Yesterday we looked for birds in a nature preserve and I didn’t get any pictures of any birds. Then when we stopped at Home Depot to get mulch there was a Cattle Egret walking around in the parking lot.
Seeing a largish white bird walking around very close to people is still new to me, but Cattle Egrets seem pretty comfortable with it.
One day I saw one standing next to a cashier inside the garden center at the Stuart Lowes. Another time I watched one eat a lizard right in front of the doors of the Hutchinson Island Publix grocery store, with people walking around it.
The short, thick-necked Cattle Egret spends most of its time in fields rather than streams. It forages at the feet of grazing cattle, head bobbing with each step, or rides on their backs to pick at ticks. This stocky white heron has yellow plumes on its head and neck during breeding season.

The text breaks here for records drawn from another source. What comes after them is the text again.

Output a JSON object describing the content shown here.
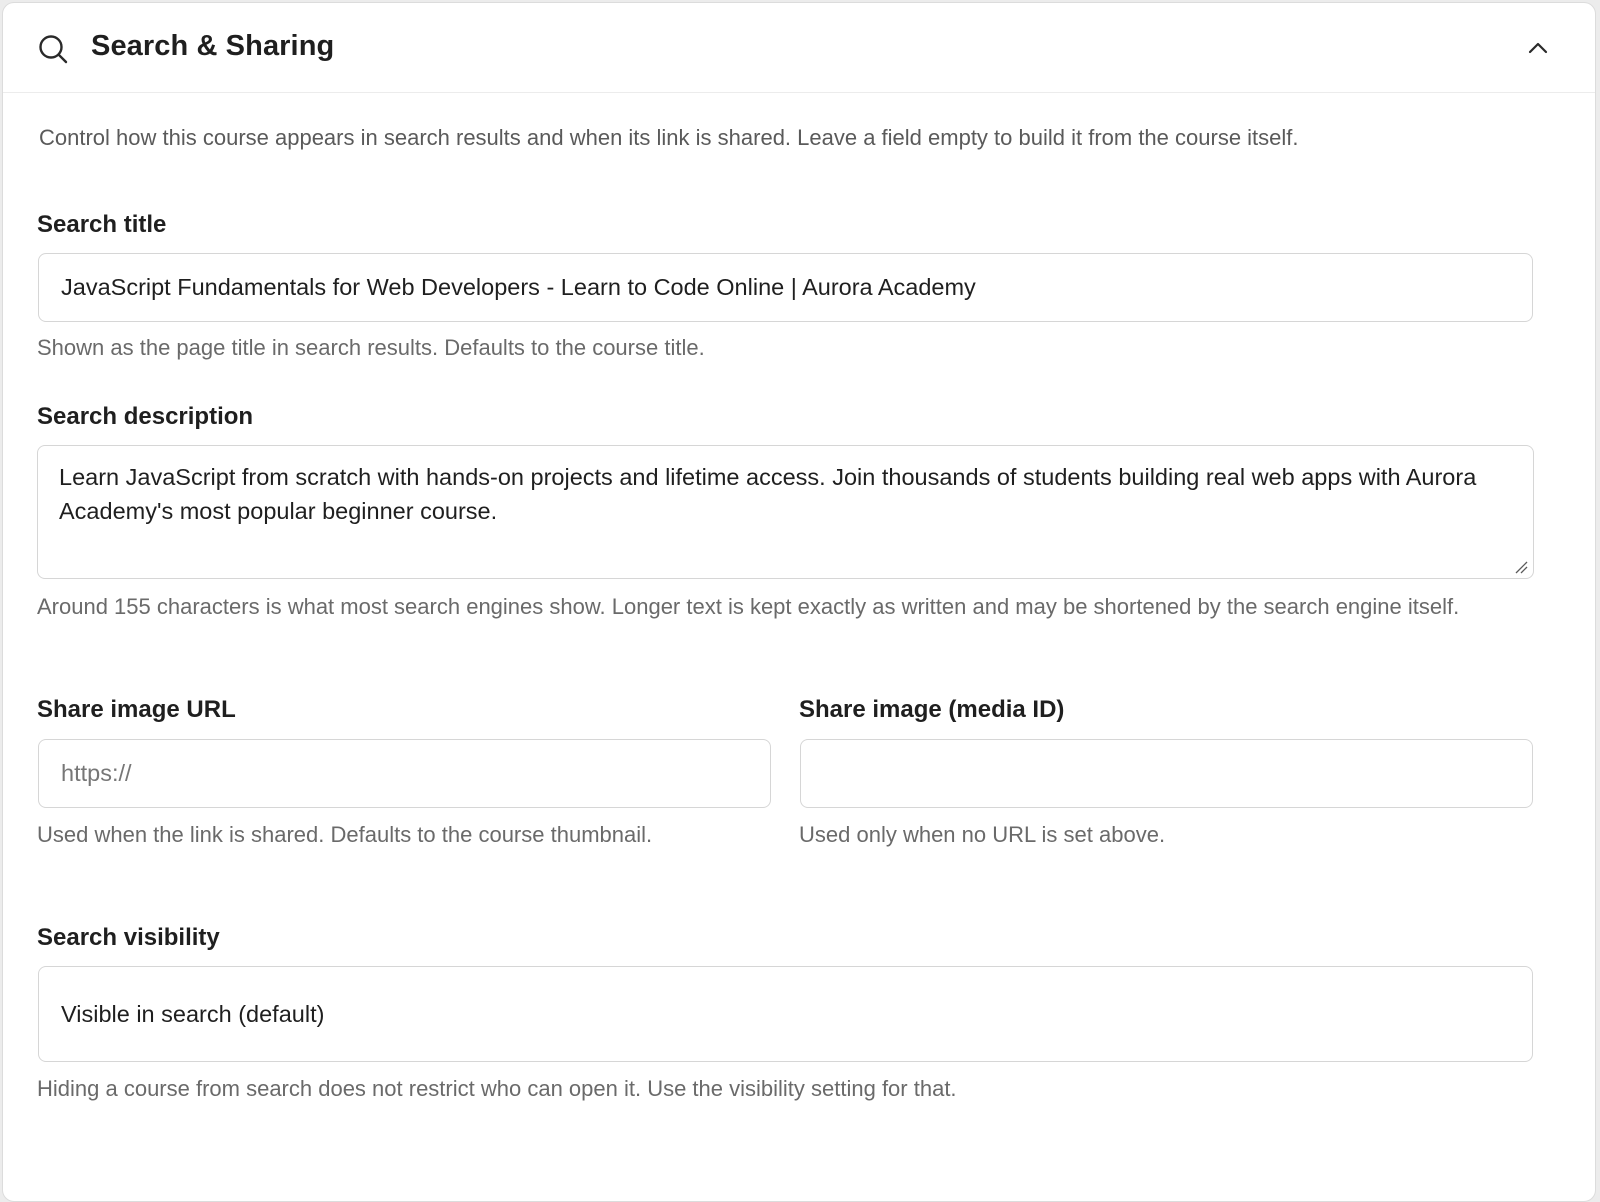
{
  "section": {
    "title": "Search & Sharing",
    "icon": "search-icon",
    "collapse_icon": "chevron-up-icon",
    "intro": "Control how this course appears in search results and when its link is shared. Leave a field empty to build it from the course itself."
  },
  "search_title": {
    "label": "Search title",
    "value": "JavaScript Fundamentals for Web Developers - Learn to Code Online | Aurora Academy",
    "help": "Shown as the page title in search results. Defaults to the course title."
  },
  "search_description": {
    "label": "Search description",
    "value": "Learn JavaScript from scratch with hands-on projects and lifetime access. Join thousands of students building real web apps with Aurora Academy's most popular beginner course.",
    "help": "Around 155 characters is what most search engines show. Longer text is kept exactly as written and may be shortened by the search engine itself."
  },
  "share_image_url": {
    "label": "Share image URL",
    "value": "",
    "placeholder": "https://",
    "help": "Used when the link is shared. Defaults to the course thumbnail."
  },
  "share_image_media": {
    "label": "Share image (media ID)",
    "value": "",
    "help": "Used only when no URL is set above."
  },
  "search_visibility": {
    "label": "Search visibility",
    "selected": "Visible in search (default)",
    "help": "Hiding a course from search does not restrict who can open it. Use the visibility setting for that."
  }
}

- Cattle Egrets are native to Africa but somehow reached northeastern South America in 1877. They continued to spread, arriving in the United States in 1941 and nesting there by 1953. In the next 50 years they became one of the most abundant of the North American herons, showing up as far north as Alaska and Newfoundland.
- Cattle Egrets follow large animals or machines and eat invertebrates stirred up from the ground. They will fly toward smoke from long distances away, to catch insects fleeing a fire.
- The Cattle Egret has a broad and flexible diet that occasionally includes other birds. In the Dry Tortugas off the coast of Florida, migrating Cattle Egrets have been seen hunting migrating warblers.
- Cattle Egrets have many names around the world, usually referencing the grazing animals they team up with to forage. In various languages they are known as cow cranes, cow herons, cow birds, elephant birds, rhinoceros egrets, and hippopotamus egrets.